How does np.mean() give us the probability?

Question

In the context of this exercise, how does np.mean() give us the probability?

Answer

The np.mean() function is generally used to get the average of all values in a dataset. We can apply this function with a logical statement to get the percent of values that satisfy the logical statement.

In the exercise example, we have np.mean(a==4). First, this will evaluate the conditional, a==4, which will return a list of True and False values. Then it will run np.mean() on that list of True and False values. When running np.mean() on a list of True and False values, True = 1, False = 0 during the calculation.

Because True values count as 1, this is like counting how many elements satisfy the logical statement, and the calculation is essentially:

(Number elements satisfying condition) / (Number total elements)

Example

# a = [4, 3, 1, ..., 4]
np.mean(a==4)
=
np.mean([True, False, False, ..., True])

# In Numpy functions, 
# True  counts as 1
# False counts as 0

# This is then equivalent to calculating
np.mean([1, 0, 0, ..., 1])

# Example:
# There are 10000 total elements
# 5000 elements equal to 4
np.mean(a==4)
= 
5000 / 10000 = 0.5 or 50% probability 
6 Likes

what is the exact mathematics behind np.random.binomial function?
i understood the part it has given some particular result. I am curious to know how exactly python works in background.

2 Likes

In this exercise - Why does ““print(no_emails)”” and ““print(b_test_emails)”” give 0.0 as results in the terminal?

3 Likes

My guess is that there’s simply no chance any of these combinations would be possible

Regarding no_emails, it is due to the very small probability that emails contains at least one 0. If the probability that a recipient of one email open it is 0.05, then the probability of sending 500 emails and being opened by nobody is (1 - 0.05) ** 500. Therefore, the probability that 0 will appear even once in 10000 trials is 1 - (1 - (1 - 0.05) ** 500) ** 10000. If you calculate this, it will be about 0.000000073.
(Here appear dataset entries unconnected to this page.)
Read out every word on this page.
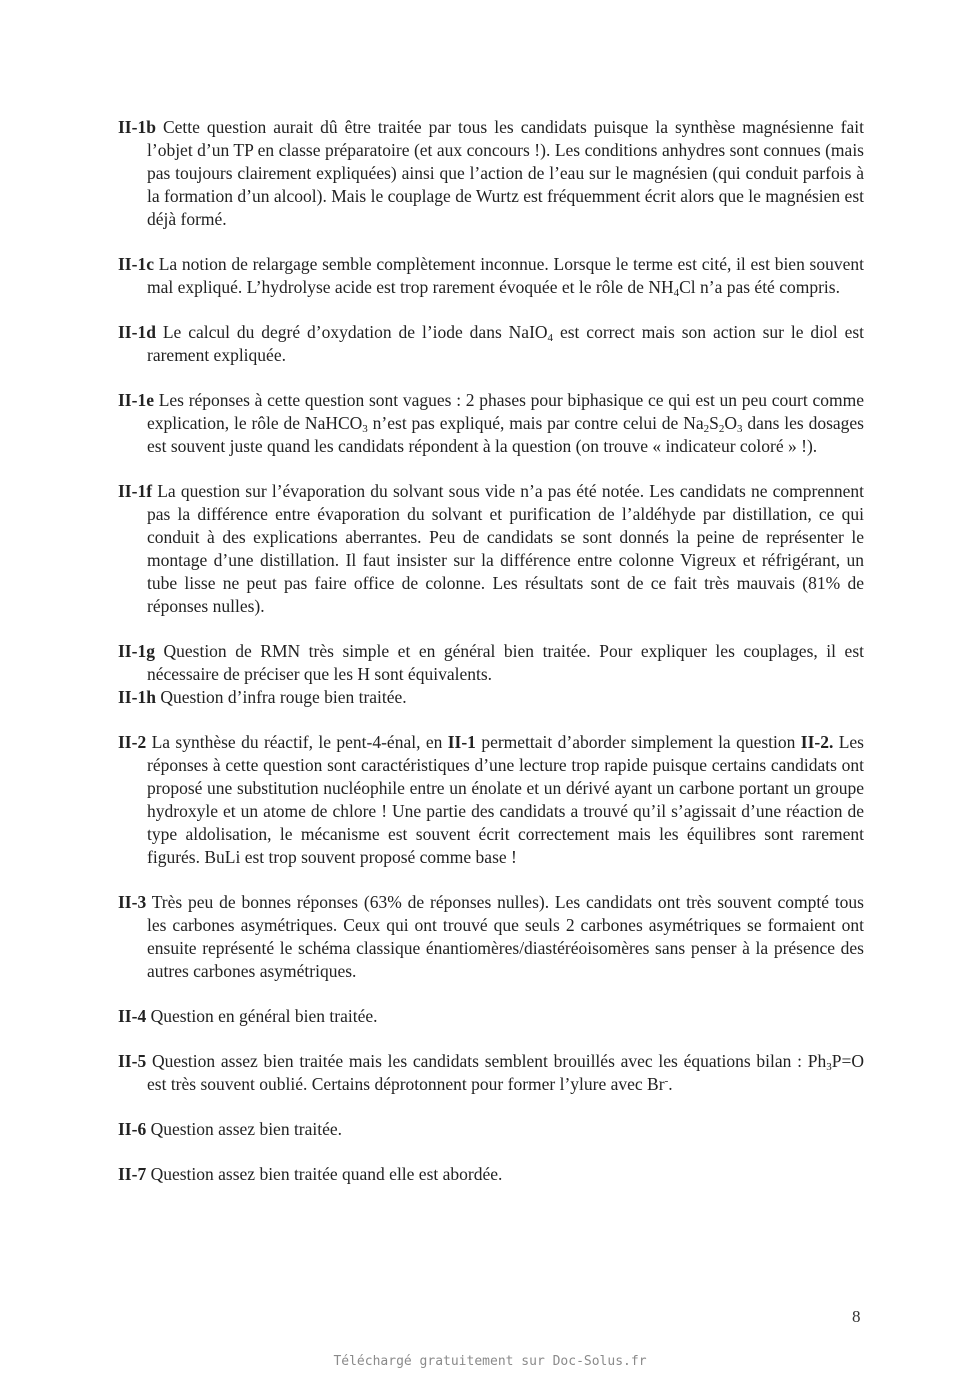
II-1b Cette question aurait dû être traitée par tous les candidats puisque la synthèse magnésienne fait l’objet d’un TP en classe préparatoire (et aux concours !). Les conditions anhydres sont connues (mais pas toujours clairement expliquées) ainsi que l’action de l’eau sur le magnésien (qui conduit parfois à la formation d’un alcool). Mais le couplage de Wurtz est fréquemment écrit alors que le magnésien est déjà formé.

II-1c La notion de relargage semble complètement inconnue. Lorsque le terme est cité, il est bien souvent mal expliqué. L’hydrolyse acide est trop rarement évoquée et le rôle de $NH_4Cl$ n’a pas été compris.

II-1d Le calcul du degré d’oxydation de l’iode dans NaIO$_4$ est correct mais son action sur le diol est rarement expliquée.

II-1e Les réponses à cette question sont vagues : 2 phases pour biphasique ce qui est un peu court comme explication, le rôle de NaHCO$_3$ n’est pas expliqué, mais par contre celui de $Na_2S_2O_3$ dans les dosages est souvent juste quand les candidats répondent à la question (on trouve « indicateur coloré » !).

II-1f La question sur l’évaporation du solvant sous vide n’a pas été notée. Les candidats ne comprennent pas la différence entre évaporation du solvant et purification de l’aldéhyde par distillation, ce qui conduit à des explications aberrantes. Peu de candidats se sont donnés la peine de représenter le montage d’une distillation. Il faut insister sur la différence entre colonne Vigreux et réfrigérant, un tube lisse ne peut pas faire office de colonne. Les résultats sont de ce fait très mauvais (81% de réponses nulles).

II-1g Question de RMN très simple et en général bien traitée. Pour expliquer les couplages, il est nécessaire de préciser que les H sont équivalents.

II-1h Question d’infra rouge bien traitée.

II-2 La synthèse du réactif, le pent-4-énal, en II-1 permettait d’aborder simplement la question II-2. Les réponses à cette question sont caractéristiques d’une lecture trop rapide puisque certains candidats ont proposé une substitution nucléophile entre un énolate et un dérivé ayant un carbone portant un groupe hydroxyle et un atome de chlore ! Une partie des candidats a trouvé qu’il s’agissait d’une réaction de type aldolisation, le mécanisme est souvent écrit correctement mais les équilibres sont rarement figurés. BuLi est trop souvent proposé comme base !

II-3 Très peu de bonnes réponses (63% de réponses nulles). Les candidats ont très souvent compté tous les carbones asymétriques. Ceux qui ont trouvé que seuls 2 carbones asymétriques se formaient ont ensuite représenté le schéma classique énantiomères/diastéréoisomères sans penser à la présence des autres carbones asymétriques.

II-4 Question en général bien traitée.

II-5 Question assez bien traitée mais les candidats semblent brouillés avec les équations bilan : $Ph_3P=O$ est très souvent oublié. Certains déprotonnent pour former l’ylure avec Br-.

II-6 Question assez bien traitée.

II-7 Question assez bien traitée quand elle est abordée.

8
Téléchargé gratuitement sur Doc-Solus.fr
zero_out_of_500 = (1 - 0.05) ** 500
p = 1 - (1 - zero_out_of_500) ** 10000
print(p)  # 7.2745140578e-08

This is the probability of 7.3 out of 100,000,000 clicks on ‘Run’.

Regarding b_test_emails, isn’t it around 0.002 to 0.003?

Hello there,

Could someone tell me how to find the probability of a point in an interval, like this?
prob_more68 = np.mean(Height_girls>=68)
prob_less70 = np.mean(Height_girls<=70)

Numpy does not allow me to include an & and write it in one line, like this:

prob = np.mean(Height_girls>=68 & Height_girls<=70)

Thanks,
K

prob = np.mean((Height_girls>=68) & (Height_girls<=70))
1 Like